Soil property-dependent toxicity and oxidative stress induced by perfluorooctanoic acid in Caenorhabditis elegans

Perfluorooctanoic acid (PFOA), a persistent organic pollutant frequently detected in soils, has received increasing attention due to growing demands for soil environmental guideline values that ensure acceptable ecological risk. However, systematic evaluations of PFOA ecotoxicity under realistic soil conditions remain limited. In this study, Caenorhabditis elegans (C. elegans) was used as a model soil organism, following ISO 10872, to assess PFOA-induced effects on growth, fertility, and reproduction after seven days of exposure in six representative Chinese soils.
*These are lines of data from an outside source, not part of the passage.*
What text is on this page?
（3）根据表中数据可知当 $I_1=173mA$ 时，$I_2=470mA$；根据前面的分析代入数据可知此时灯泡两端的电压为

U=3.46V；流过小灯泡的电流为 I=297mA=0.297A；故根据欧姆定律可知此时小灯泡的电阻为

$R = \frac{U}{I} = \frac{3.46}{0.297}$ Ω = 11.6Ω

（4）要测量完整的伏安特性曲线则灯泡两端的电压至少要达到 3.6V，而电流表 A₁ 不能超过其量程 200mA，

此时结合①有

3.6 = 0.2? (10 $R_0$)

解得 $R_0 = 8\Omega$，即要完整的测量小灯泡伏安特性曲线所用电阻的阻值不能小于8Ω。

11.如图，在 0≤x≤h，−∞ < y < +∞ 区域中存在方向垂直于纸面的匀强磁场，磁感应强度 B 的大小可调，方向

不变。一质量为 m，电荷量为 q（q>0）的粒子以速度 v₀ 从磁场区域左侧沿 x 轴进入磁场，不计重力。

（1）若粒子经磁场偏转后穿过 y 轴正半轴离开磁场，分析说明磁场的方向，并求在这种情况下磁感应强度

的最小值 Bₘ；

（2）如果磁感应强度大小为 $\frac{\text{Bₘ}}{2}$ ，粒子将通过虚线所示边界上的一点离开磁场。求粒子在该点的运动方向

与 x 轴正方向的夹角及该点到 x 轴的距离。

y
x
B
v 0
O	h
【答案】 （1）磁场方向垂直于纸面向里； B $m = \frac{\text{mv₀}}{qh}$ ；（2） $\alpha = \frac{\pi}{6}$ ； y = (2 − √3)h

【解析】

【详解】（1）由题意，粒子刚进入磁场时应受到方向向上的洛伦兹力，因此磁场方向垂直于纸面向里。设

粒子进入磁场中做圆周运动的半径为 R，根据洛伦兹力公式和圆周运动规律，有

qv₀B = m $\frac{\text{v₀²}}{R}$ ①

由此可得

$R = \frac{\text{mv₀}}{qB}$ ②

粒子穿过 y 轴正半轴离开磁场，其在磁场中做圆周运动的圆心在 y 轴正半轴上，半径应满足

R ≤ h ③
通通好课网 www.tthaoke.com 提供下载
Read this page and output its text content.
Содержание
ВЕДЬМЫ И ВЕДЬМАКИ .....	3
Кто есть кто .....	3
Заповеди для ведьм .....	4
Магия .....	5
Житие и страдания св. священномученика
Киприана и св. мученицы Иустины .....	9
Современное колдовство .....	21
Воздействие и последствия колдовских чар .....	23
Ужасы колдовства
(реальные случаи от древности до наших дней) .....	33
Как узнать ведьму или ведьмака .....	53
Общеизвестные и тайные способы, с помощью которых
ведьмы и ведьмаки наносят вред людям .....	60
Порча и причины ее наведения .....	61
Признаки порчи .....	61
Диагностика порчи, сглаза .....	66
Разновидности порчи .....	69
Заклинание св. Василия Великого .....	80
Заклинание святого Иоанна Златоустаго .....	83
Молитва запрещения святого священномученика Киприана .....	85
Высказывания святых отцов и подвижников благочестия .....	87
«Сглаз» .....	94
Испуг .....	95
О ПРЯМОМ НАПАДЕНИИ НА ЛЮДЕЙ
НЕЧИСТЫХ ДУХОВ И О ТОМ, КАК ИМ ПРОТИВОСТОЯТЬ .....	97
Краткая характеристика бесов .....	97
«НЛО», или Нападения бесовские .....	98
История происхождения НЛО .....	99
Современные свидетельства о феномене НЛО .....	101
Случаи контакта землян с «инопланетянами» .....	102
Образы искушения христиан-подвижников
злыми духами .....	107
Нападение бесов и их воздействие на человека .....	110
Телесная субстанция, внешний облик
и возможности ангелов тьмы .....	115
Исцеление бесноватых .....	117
Oxidative stress responses were also measured, including reactive oxygen species (ROS), malondialdehyde (MDA), superoxide dismutase (SOD), and catalase (CAT). PFOA exposure significantly inhibited all biological endpoints, with EC₅₀ values of 28 ∼ 59 mg·kg⁻¹ for growth, 19 ∼ 53 mg·kg⁻¹ for fertility (expressed as the percentage of gravid adults), and 19 ∼ 39 mg·kg⁻¹ for reproduction. Soil physicochemical properties strongly influenced toxicity. Stepwise regression analysis identified cation exchange capacity (CEC), organic matter (OM), and free Fe oxides (Fe_FO) as major predictors of growth toxicity, explaining 89.7 % of the variance (P < 0.05). For fertility and reproduction, total Fe (Fe_total) was the primary determinant, while the addition of pH, amorphous Fe/Al oxides (Fe_AO, Al_AO), and total Al (Al_total) further improved model performance. PFOA also induced pronounced oxidative stress, evidenced by increased ROS and MDA levels and biphasic SOD and CAT responses, indicating disruption of antioxidant defenses at higher exposures. Overall, these findings clarify how soil geochemistry modulates the bioavailability and ecological toxicity of PFOA, providing essential evidence for developing soil quality standards, environmental guideline values, and improved ecological risk assessments.